People never know they are experiencing a revolution until it is over. Revolutions are all ascribed to a date, 1789, 1917 etc, but most take longer. Revolutions are only selectively destructive and much survives. The one thing all revolutions destroy is trust.
Revolutions need an immovable object for the powerless to challenge. Ours is the intellectual, cultural and political dominance of metropolitan centre-left values held by David Goodhart’s so called Anywheres. The values include, emphasis of identity over content: news editors highlight the identity of achievers over their achievements. Personal rights over collective responsibilities but rights are only meaningful if given by the people who also provide the means to achieve them; the right to clean water is meaningless without the water. Equality of outcome over equality of opportunity: UK Oxbridge student demographics are a stain on the UK national schooling system, not on Oxbridge admissions practice. A general preference for inputs, usually spending, but careless of outputs; successive governments announce more money going into the NHS but do not define what it is going to achieve. The UK metropolitan elite is reflexively anti-American, sceptical of big business and of course wants to remain in the European Union. It is probably fair to note the main stream media emphasise all these values to the exclusion of alternatives. Taken together this is the establishment.
Personal choice almost without limit is more revolutionary kindling. Individuals can even choose their gender, but also what to read or watch and thus who to believe, and whether to work from home on a particular day. For those with means there are absurd consumer choices, ‘still or sparkling water?’ The authority figures, most notably the church, who used to guide important choices have almost vanished. Yuval Harari says in his book Sapiens it was the ability to coalesce around abstract ideas which led homo sapiens to create cooperative groups of thousands and thereby defeat other species. Chimps, who only cooperate on tactical issues like food, remain stuck with maximum troop sizes of about 100. So if consensus around an abstract idea was the glue of early human societies, what happens when, as now, that glue breaks. More personal choice, and less guidance seems dangerous.
The trust is easily lost. Measured by outcomes, successive governments have barely governed with many policy starts but fewer finishes. (Universal credit and the reduction of immigration). Money is created by HM Treasury even while telling others it was finite; they readily found £39bn to leave the EU. Capital projects such as Hs2 and Trident are cynically under-costed to secure early stage approval. The facts underpinning major government campaigns turn out to be wrong. (Diesel cars). There is too much double-speak on both sides of Brexit to mention. The casualty of all these failures is trust in the establishment. Even more alarming is that without an agreed knowledge-set and language, we cannot reason. If we cannot reason we cannot coalesce around shared abstract ideas. We become like chimps with competing simplistic ideas which are zero-sum and certainly not shared.
Brexit is neither the cause nor the effect of this revolution. It is simply an event; a big bonfire that lights up things around it.

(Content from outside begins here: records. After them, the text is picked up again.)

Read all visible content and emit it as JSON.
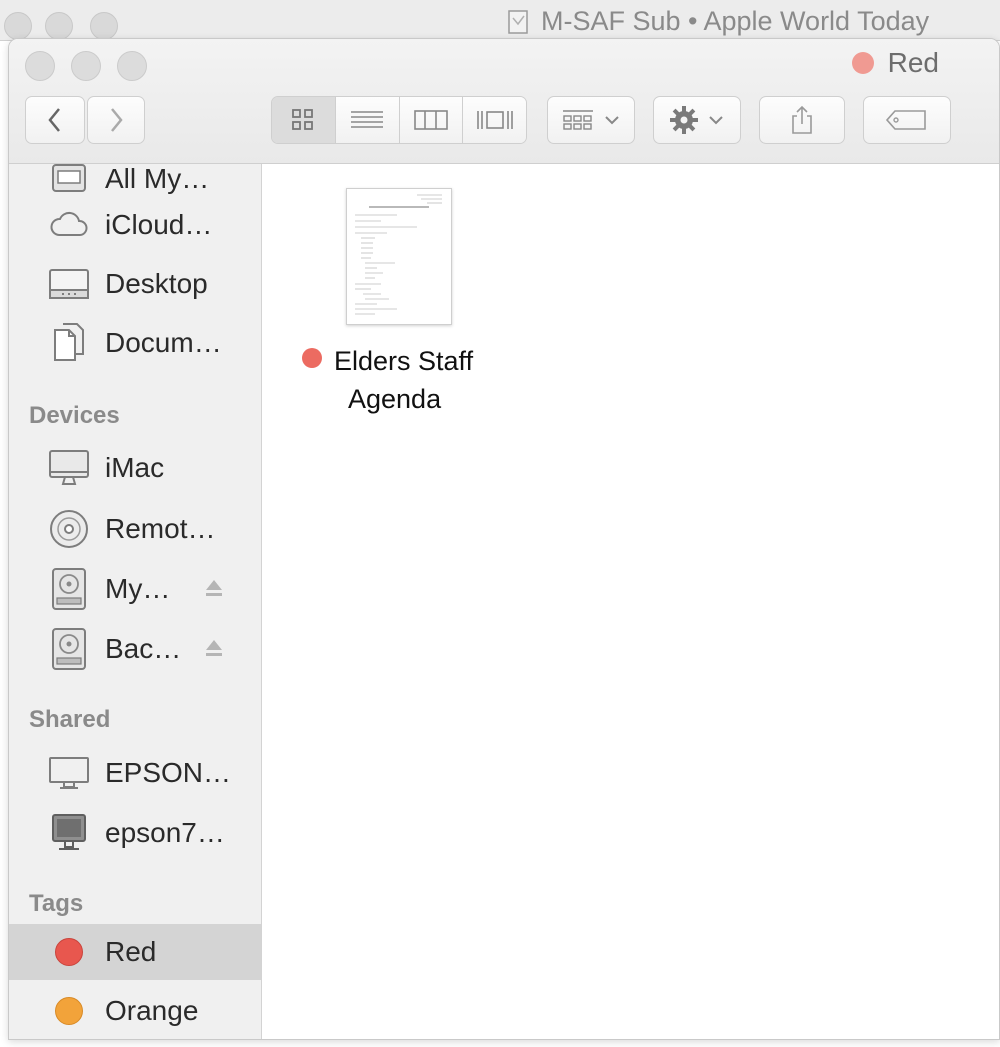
{
  "background_window": {
    "title": "M-SAF Sub • Apple World Today"
  },
  "window": {
    "tag_label": "Red",
    "tag_color": "#f09a92"
  },
  "toolbar": {
    "back_icon": "chevron-left-icon",
    "forward_icon": "chevron-right-icon",
    "view_modes": [
      "icon-view-icon",
      "list-view-icon",
      "column-view-icon",
      "cover-flow-icon"
    ],
    "active_view": "icon-view-icon",
    "arrange_icon": "arrange-grid-icon",
    "action_icon": "gear-icon",
    "share_icon": "share-icon",
    "tag_icon": "tag-icon"
  },
  "sidebar": {
    "favorites": [
      {
        "label": "All My…",
        "icon": "all-files-icon"
      },
      {
        "label": "iCloud…",
        "icon": "cloud-icon"
      },
      {
        "label": "Desktop",
        "icon": "desktop-icon"
      },
      {
        "label": "Docum…",
        "icon": "documents-icon"
      }
    ],
    "devices_header": "Devices",
    "devices": [
      {
        "label": "iMac",
        "icon": "imac-icon",
        "eject": false
      },
      {
        "label": "Remot…",
        "icon": "disc-icon",
        "eject": false
      },
      {
        "label": "My…",
        "icon": "hard-drive-icon",
        "eject": true
      },
      {
        "label": "Bac…",
        "icon": "hard-drive-icon",
        "eject": true
      }
    ],
    "shared_header": "Shared",
    "shared": [
      {
        "label": "EPSON…",
        "icon": "display-icon"
      },
      {
        "label": "epson7…",
        "icon": "display-icon"
      }
    ],
    "tags_header": "Tags",
    "tags": [
      {
        "label": "Red",
        "color": "#e8574e",
        "selected": true
      },
      {
        "label": "Orange",
        "color": "#f2a33a",
        "selected": false
      }
    ]
  },
  "content": {
    "files": [
      {
        "name_line1": "Elders Staff",
        "name_line2": "Agenda",
        "tag_color": "#ec6b61"
      }
    ]
  }
}
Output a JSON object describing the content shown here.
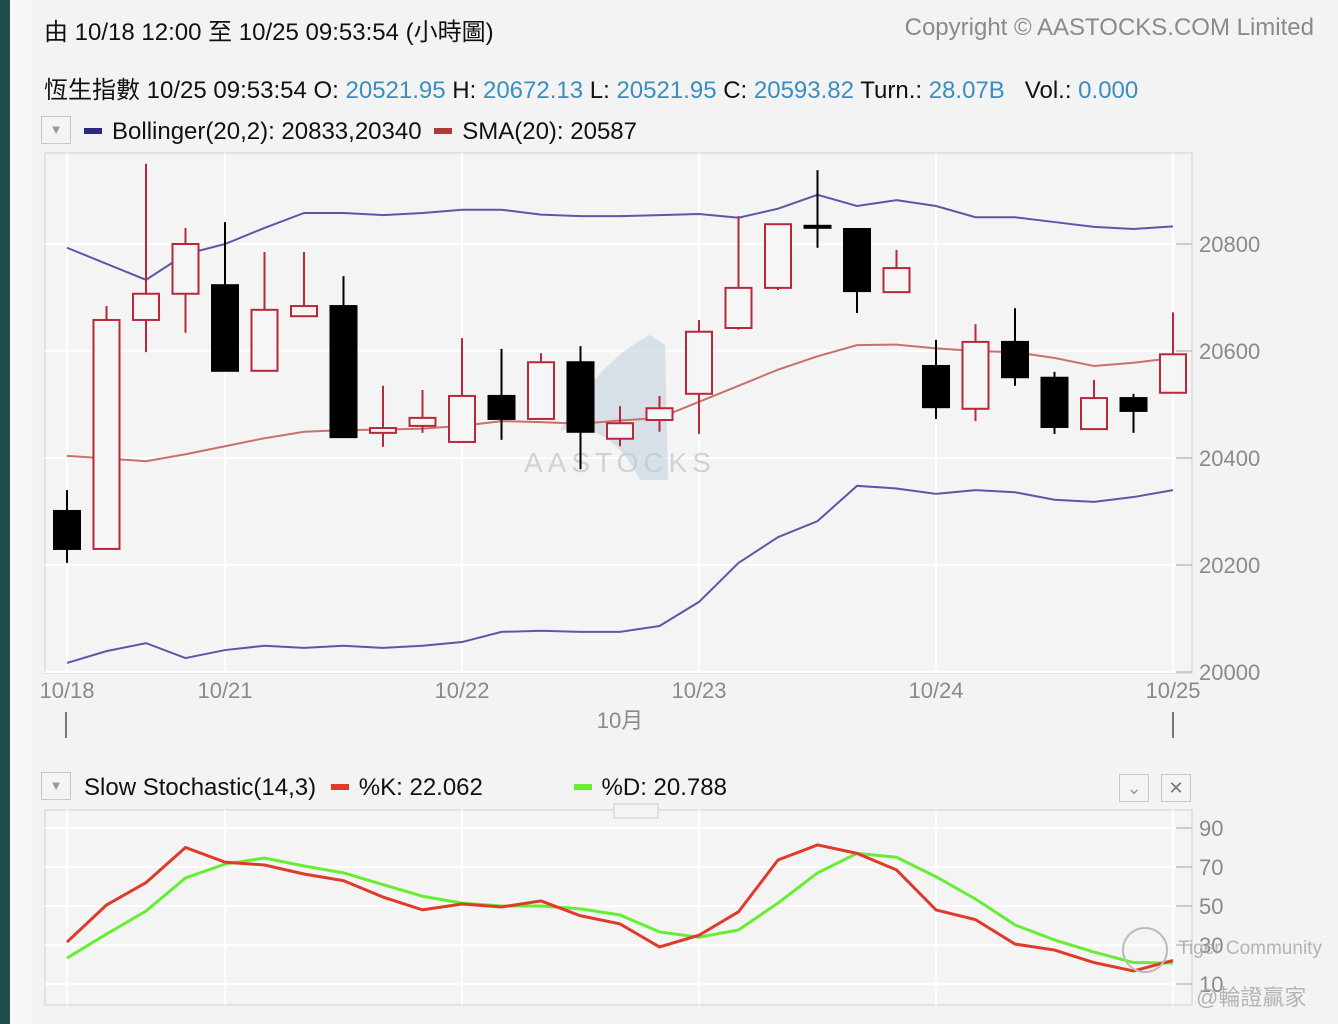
{
  "header": {
    "range_text": "由  10/18 12:00 至  10/25 09:53:54 (小時圖)",
    "copyright": "Copyright © AASTOCKS.COM Limited"
  },
  "quote": {
    "name": "恆生指數",
    "time": "10/25 09:53:54",
    "open_label": "O:",
    "open": "20521.95",
    "high_label": "H:",
    "high": "20672.13",
    "low_label": "L:",
    "low": "20521.95",
    "close_label": "C:",
    "close": "20593.82",
    "turnover_label": "Turn.:",
    "turnover": "28.07B",
    "volume_label": "Vol.:",
    "volume": "0.000"
  },
  "main_legend": {
    "bollinger": "Bollinger(20,2): 20833,20340",
    "sma": "SMA(20): 20587"
  },
  "stoch_legend": {
    "title": "Slow Stochastic(14,3)",
    "k": "%K: 22.062",
    "d": "%D: 20.788"
  },
  "watermark": {
    "logo_text": "AASTOCKS",
    "tiger": "Tiger Community",
    "user": "@輪證贏家"
  },
  "colors": {
    "bollinger": "#2e2a7a",
    "bollinger_line": "#5b58a8",
    "sma": "#b03a3a",
    "sma_line": "#c8706a",
    "up": "#b8283a",
    "down": "#000000",
    "k": "#e03a2a",
    "d": "#66ee33",
    "value": "#3a8fc0"
  },
  "chart_data": [
    {
      "type": "candlestick",
      "title": "",
      "ylim": [
        20000,
        20950
      ],
      "yticks": [
        20000,
        20200,
        20400,
        20600,
        20800
      ],
      "xtick_labels": [
        {
          "index": 0,
          "label": "10/18"
        },
        {
          "index": 4,
          "label": "10/21"
        },
        {
          "index": 10,
          "label": "10/22"
        },
        {
          "index": 16,
          "label": "10/23"
        },
        {
          "index": 22,
          "label": "10/24"
        },
        {
          "index": 28,
          "label": "10/25"
        }
      ],
      "month_label": "10月",
      "grid": true,
      "ohlc": [
        [
          20301,
          20340,
          20204,
          20230
        ],
        [
          20230,
          20684,
          20230,
          20658
        ],
        [
          20658,
          20950,
          20598,
          20707
        ],
        [
          20707,
          20830,
          20634,
          20800
        ],
        [
          20723,
          20841,
          20563,
          20563
        ],
        [
          20563,
          20785,
          20563,
          20677
        ],
        [
          20665,
          20785,
          20665,
          20684
        ],
        [
          20684,
          20740,
          20439,
          20439
        ],
        [
          20447,
          20535,
          20421,
          20456
        ],
        [
          20460,
          20527,
          20447,
          20475
        ],
        [
          20430,
          20624,
          20430,
          20516
        ],
        [
          20516,
          20604,
          20434,
          20473
        ],
        [
          20473,
          20596,
          20473,
          20579
        ],
        [
          20579,
          20609,
          20379,
          20449
        ],
        [
          20436,
          20497,
          20422,
          20465
        ],
        [
          20471,
          20516,
          20449,
          20493
        ],
        [
          20520,
          20658,
          20445,
          20636
        ],
        [
          20643,
          20852,
          20640,
          20718
        ],
        [
          20718,
          20837,
          20714,
          20837
        ],
        [
          20834,
          20938,
          20793,
          20832
        ],
        [
          20828,
          20828,
          20671,
          20712
        ],
        [
          20710,
          20789,
          20710,
          20755
        ],
        [
          20572,
          20621,
          20473,
          20495
        ],
        [
          20492,
          20650,
          20469,
          20617
        ],
        [
          20617,
          20680,
          20535,
          20551
        ],
        [
          20550,
          20561,
          20445,
          20458
        ],
        [
          20454,
          20546,
          20454,
          20512
        ],
        [
          20512,
          20520,
          20447,
          20488
        ],
        [
          20521.95,
          20672.13,
          20521.95,
          20593.82
        ]
      ],
      "series": [
        {
          "name": "Bollinger(20,2)",
          "values_upper": [
            20793,
            20763,
            20733,
            20781,
            20800,
            20830,
            20858,
            20858,
            20854,
            20858,
            20864,
            20864,
            20855,
            20852,
            20852,
            20854,
            20856,
            20849,
            20866,
            20892,
            20871,
            20882,
            20871,
            20850,
            20850,
            20841,
            20832,
            20828,
            20833
          ],
          "values_lower": [
            20017,
            20039,
            20054,
            20026,
            20041,
            20049,
            20045,
            20049,
            20045,
            20049,
            20056,
            20075,
            20077,
            20075,
            20075,
            20086,
            20131,
            20204,
            20252,
            20282,
            20348,
            20343,
            20333,
            20340,
            20336,
            20322,
            20318,
            20327,
            20340
          ]
        },
        {
          "name": "SMA(20)",
          "values": [
            20404,
            20399,
            20394,
            20407,
            20422,
            20437,
            20449,
            20452,
            20453,
            20455,
            20460,
            20469,
            20467,
            20464,
            20470,
            20475,
            20505,
            20535,
            20565,
            20590,
            20611,
            20612,
            20605,
            20600,
            20598,
            20587,
            20572,
            20578,
            20587
          ]
        }
      ]
    },
    {
      "type": "line",
      "title": "Slow Stochastic(14,3)",
      "ylim": [
        5,
        100
      ],
      "yticks": [
        10,
        30,
        50,
        70,
        90
      ],
      "grid": true,
      "series": [
        {
          "name": "%K",
          "values": [
            31.5,
            50.5,
            62,
            80,
            72.5,
            71,
            66.4,
            63,
            54.6,
            48,
            51,
            49.5,
            52.6,
            45,
            40.8,
            29,
            35,
            47,
            73.6,
            81.3,
            77,
            68.5,
            48,
            43,
            30.5,
            27.4,
            21,
            16.7,
            22.1
          ]
        },
        {
          "name": "%D",
          "values": [
            23.3,
            35.6,
            47.4,
            64.4,
            71.5,
            74.6,
            70.5,
            67,
            61,
            55,
            51.5,
            50,
            50,
            48.5,
            45.4,
            36.7,
            34,
            37.7,
            51.5,
            67,
            77,
            75,
            65,
            53.6,
            40.3,
            32.6,
            26.4,
            21,
            20.8
          ]
        }
      ]
    }
  ]
}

Brexit is a very fine example of the misuse of language. For example, to say ‘No Deal is not an option’ is simply incorrect. It is more than an option, it is what will happen if nothing else happens. The phrase is the language of the powerful to the powerless. It is how a parent tells a teenager that staying out late is ‘not an option’.
The single date of our Revolution has probably not occurred yet, but two possible events stand out as candidates. A second referendum and if Parliament achieves government paralysis over No Deal planning. The latter, oddly, will spread the blame for Brexit chaos more evenly around the political establishment.
If some of this is right then we are indeed in a Revolution which will zig zag ahead. Dominic Cummings, architect of Vote Leave was right there may be no going back to 2015. It is also much bigger than Brexit and indeed the UK. Gilet Jaunes and Trump are both versions of the same resistance to a metropolitan globalised elite.
The Revolution will eventually find a Robespierre. Someone with intellectual clarity but also prepared to break the rules and cut legal corners to execute, finish and actually deliver. Our best hope is for the revolution to be seized by a benign ‘Robespierre’ who has the unlikely combination of charisma, fairness, compassion and ruthlessness. This person probably does not waste time challenging abstract metro liberal ideas but does deliver outcomes. None spotted so far which means we will carry on doing Brexit much like chimps would.